MALANGTIMES - Layanan pengaduan kekerasan seksual yang terjadi di SMA Selamat Pagi Indonesia (SPI) oleh Polres Batu direspons baik Komisi Nasional Perlindungan Anak (Komnas PA). Rombongan Komnas PA dipimpin oleh Ketua Komnas PA Arist Merdeka Sirait ini mendatangi Polres Batu, Rabu (9/6/2021).
Kedatangan Arist ke Polres Batu ini untuk memberikan informasi tambahan kepada pihak Satreskrim Polres Batu mengenai kasus kekerasan seksual yang dialami beberapa siswa SMA SPI Kota Batu.
Baca Juga : Vaksinasi di Banyuwangi Menyasar Pelaku Jasa Transportasi
Ketua Komnas PA Arist Merdeka Sirait mengatakan bahwa pihaknya mendapatkan beberapa informasi tambahan pada hari Selasa (8/6/2021) dari tiga korban dengan total 14 korban kekerasan seksual dan juga eksploitasi ekonomi yang diduga dilakukan oleh Pemilik SMA SPI berinisial JE yang telah melapor ke Polda Jawa Timur.
"Ini serangan kekerasan seksual, bukan pemerkosaan lagi.
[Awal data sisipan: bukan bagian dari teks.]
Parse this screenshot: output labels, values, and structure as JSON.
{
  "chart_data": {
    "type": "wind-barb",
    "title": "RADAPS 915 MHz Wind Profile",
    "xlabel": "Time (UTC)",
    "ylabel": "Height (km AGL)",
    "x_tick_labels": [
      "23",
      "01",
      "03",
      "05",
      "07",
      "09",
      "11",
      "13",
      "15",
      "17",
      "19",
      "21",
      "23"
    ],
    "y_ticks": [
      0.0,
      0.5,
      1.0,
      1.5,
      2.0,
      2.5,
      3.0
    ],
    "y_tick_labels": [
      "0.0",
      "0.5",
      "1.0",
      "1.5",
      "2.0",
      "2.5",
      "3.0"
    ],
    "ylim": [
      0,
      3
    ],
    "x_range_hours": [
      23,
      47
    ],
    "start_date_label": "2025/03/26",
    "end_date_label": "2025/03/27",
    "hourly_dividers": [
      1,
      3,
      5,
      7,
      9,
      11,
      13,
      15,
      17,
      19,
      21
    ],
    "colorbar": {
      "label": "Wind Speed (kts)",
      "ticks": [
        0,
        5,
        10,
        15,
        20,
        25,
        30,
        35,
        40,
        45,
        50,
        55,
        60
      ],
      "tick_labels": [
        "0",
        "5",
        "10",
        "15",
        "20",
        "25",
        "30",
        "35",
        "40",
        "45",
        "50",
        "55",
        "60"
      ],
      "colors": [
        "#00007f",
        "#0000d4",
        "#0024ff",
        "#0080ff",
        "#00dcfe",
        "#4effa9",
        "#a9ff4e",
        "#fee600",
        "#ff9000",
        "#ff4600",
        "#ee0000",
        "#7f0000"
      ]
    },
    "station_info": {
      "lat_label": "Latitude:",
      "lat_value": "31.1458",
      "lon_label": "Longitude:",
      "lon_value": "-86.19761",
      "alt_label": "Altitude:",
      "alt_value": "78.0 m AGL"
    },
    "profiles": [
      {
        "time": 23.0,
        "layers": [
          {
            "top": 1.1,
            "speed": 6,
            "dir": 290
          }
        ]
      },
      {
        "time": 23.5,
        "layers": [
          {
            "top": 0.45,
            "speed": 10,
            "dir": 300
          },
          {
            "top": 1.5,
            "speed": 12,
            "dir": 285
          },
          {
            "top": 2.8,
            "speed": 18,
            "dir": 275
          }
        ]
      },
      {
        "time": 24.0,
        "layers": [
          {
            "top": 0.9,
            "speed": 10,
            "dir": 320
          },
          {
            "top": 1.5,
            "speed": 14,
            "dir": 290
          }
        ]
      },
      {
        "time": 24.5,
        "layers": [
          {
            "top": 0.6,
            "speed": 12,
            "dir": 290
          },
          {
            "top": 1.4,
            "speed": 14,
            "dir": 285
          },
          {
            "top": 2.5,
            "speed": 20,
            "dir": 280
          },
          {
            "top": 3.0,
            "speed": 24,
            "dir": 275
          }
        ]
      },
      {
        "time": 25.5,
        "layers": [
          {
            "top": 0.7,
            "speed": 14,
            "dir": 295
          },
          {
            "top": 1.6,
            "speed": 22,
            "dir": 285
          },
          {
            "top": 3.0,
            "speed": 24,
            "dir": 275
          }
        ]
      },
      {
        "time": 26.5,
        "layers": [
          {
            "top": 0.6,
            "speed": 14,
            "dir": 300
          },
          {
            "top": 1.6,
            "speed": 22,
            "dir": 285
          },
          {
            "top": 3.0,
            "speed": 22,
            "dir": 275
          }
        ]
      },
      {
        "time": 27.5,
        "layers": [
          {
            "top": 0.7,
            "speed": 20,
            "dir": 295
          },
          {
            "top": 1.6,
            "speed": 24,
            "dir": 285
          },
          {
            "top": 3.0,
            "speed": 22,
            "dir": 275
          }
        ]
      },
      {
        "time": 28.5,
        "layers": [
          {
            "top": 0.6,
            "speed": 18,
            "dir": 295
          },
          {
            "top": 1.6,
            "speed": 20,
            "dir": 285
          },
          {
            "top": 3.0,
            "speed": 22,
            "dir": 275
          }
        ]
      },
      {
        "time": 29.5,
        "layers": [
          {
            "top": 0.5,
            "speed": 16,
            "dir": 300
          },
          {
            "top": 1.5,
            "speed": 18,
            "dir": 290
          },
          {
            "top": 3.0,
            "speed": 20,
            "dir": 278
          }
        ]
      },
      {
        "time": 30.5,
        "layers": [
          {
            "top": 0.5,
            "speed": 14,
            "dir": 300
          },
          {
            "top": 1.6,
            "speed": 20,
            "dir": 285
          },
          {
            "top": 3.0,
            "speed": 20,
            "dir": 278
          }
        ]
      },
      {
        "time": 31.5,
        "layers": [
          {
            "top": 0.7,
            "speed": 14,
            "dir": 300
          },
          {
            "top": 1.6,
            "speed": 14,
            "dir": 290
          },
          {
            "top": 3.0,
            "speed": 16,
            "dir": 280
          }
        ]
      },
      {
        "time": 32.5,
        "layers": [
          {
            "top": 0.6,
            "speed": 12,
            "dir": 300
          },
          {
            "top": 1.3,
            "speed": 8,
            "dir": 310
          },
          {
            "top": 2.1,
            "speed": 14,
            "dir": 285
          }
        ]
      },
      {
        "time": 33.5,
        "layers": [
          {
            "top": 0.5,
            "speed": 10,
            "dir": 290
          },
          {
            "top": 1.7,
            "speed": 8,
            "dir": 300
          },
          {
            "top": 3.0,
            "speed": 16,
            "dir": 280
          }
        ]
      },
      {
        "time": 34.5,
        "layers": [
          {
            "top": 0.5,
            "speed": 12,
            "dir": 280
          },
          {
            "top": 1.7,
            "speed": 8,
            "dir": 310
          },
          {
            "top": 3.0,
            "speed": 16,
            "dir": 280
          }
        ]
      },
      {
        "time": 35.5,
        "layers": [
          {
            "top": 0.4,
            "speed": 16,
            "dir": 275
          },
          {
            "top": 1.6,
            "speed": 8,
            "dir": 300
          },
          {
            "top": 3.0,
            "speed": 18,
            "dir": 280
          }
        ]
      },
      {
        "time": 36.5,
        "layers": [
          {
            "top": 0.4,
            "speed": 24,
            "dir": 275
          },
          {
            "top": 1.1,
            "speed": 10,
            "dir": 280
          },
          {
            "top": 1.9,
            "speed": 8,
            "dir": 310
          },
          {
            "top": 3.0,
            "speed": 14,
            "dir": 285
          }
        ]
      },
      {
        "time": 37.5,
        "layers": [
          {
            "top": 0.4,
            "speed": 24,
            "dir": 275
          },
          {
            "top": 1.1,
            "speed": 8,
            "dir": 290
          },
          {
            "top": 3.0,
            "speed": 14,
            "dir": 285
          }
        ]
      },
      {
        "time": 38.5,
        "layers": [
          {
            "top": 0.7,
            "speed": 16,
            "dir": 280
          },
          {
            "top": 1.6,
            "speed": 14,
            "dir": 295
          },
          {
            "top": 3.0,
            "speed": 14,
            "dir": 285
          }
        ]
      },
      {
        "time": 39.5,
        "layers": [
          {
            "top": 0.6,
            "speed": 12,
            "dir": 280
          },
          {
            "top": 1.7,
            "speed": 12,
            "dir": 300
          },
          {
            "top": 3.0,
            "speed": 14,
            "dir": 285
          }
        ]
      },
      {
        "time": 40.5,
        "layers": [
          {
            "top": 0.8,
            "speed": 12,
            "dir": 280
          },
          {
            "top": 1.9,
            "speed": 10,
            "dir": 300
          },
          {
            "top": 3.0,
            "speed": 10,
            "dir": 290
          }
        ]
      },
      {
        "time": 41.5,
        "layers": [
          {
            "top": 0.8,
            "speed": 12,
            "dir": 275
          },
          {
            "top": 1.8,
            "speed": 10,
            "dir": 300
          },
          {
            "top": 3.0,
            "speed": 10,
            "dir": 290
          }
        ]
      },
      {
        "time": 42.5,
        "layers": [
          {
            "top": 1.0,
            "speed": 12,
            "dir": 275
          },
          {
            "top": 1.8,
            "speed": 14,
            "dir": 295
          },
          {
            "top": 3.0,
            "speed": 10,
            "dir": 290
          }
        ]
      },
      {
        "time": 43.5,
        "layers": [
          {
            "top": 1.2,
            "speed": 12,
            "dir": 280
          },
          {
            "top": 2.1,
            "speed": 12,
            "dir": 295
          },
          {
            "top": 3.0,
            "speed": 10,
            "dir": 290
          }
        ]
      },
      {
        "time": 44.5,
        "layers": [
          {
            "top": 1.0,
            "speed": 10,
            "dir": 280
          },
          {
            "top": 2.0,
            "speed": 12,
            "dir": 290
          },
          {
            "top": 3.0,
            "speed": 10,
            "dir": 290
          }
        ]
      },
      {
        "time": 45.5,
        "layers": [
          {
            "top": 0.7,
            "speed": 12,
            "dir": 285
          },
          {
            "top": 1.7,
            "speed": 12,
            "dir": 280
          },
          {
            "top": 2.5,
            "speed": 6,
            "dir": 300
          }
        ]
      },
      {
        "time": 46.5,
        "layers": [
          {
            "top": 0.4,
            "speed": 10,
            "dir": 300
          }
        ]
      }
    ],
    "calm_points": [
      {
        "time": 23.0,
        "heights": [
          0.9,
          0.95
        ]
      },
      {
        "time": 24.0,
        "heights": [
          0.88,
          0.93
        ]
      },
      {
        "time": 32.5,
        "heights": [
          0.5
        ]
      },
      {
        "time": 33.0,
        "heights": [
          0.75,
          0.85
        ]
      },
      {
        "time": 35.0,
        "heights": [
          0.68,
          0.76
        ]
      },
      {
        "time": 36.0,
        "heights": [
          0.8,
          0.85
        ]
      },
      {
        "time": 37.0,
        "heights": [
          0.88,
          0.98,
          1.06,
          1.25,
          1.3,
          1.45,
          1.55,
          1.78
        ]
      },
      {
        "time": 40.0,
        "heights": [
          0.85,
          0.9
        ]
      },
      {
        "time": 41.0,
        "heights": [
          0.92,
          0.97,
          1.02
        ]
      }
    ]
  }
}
Jadi mereka dipanggil satu-satu dengan ancaman dengan tekanan dan ada bujuk rayunya nanti dijanjikan sebuah tanah dan ini sudah dilakukan lebih dari 15 kali," ungkapnya kepada MalangTIMES.com.
Ternyata tidak hanya kekerasan seksual yang dialami oleh korban. Berdasarkan hasil penuturan dari para korban, terdapat kekerasan fisik yang dialami oleh para korban dari SMA SPI Kota Batu berupa penyiraman.
"Ada kekerasan jika ada tamu terus ada kesalahan bicara ke tamu, disiram dan ditendang. Apalagi anak-anak ini kan masih sekolah kadang ngantuk kemudian tidur sembunyi-sembunyi ketahuan langsung disiram dan yang menyiram itu pihak pengelola," terangnya.
Selain kekerasan seksual dan kekerasan secara fisik yang dilakukan oleh pihak pengelola SMA SPI Kota Batu kepada para korban, pihak pengelola juga melakukan eksploitasi ekonomi yang berbentuk mempekerjakan anak dibawah umur.
"Eksploitasi ekonomi korban dipekerjakan tetapi sekolahnya diabaikan. Misalkan ada tamu mereka justru melayani tamu padahal jam 09.00 adalah jam sekolah. Artinya itu mengabaikan sekolah pendidikannya," ungkapnya.
Berdasarkan kesaksian para korban yang ditemui oleh Komnas PA, para siswa-siswi yang bekerja di unit usaha SMA SPI Kota Batu bekerja lebih dari tujuh jam dan dibayar dengan upaya yang tidak layak.
"Mereka hanya diberi reward berupa tabungan. Dia merinci untuk siswa kelas satu diberi reward Rp 100 ribu per bulan, kelas dua diberi reward Rp 200 ribu per bulan dan kelas tiga diberi per bulan Rp 500 ribu," jelasnya.
Sementara itu, Kasat Reskrim Porles Batu AKP Jeifson Sitorus ketika ditemui MalangTIMES di lobi Polres Batu enggan menyebutkan jumlah siswa SMA SPI Kota Batu maupun identitas yang menjadi korban dalam kasus tersebut. "Jadi untuk identitas, jumlah laporan dan lain sebagainya kami tidak memberikan. Karena menurut kami itu bukan informasi publik," ujarnya.
Baca Juga : Pelaku Curanmor Beraksi di Kota Batu, Korban Akui 2 Kali Kemalingan
Sesuai dengan Pasal 92 di Undang-Undang Sistem Peradilan Anak disebutkan bahwa jika terdapat masyarakat yang membuka identitas dari korban yang sebelumnya dirahasiakan dapat dipidana.
"Jika rekan-rekan lihat di hotline kita sendiri, hotline pengaduan yang kita buka tidak dikhususkan kepada salah satu yayasan yang saat ini sedang dilaporkan ke polda. Tapi ini kita buka semua masyarakat yang merasa menjadi korban kekerasan seksual khususnya," jelasnya.
Merujuk pada aturan pada Undang-Undang Sistem Peradilan Anak tersebut pihak Polres Batu mengatakan bahwa terdapat korban yang mengadu ke Polres Batu.
Namun ketika ditanya apakah korban merupakan siswa atau siswi aktif dari SMA SPI Kota Batu, Jeifson tidak memberikan data detail. "Nanti kita cek kembali. Kita pastikan dulu," pungkasnya.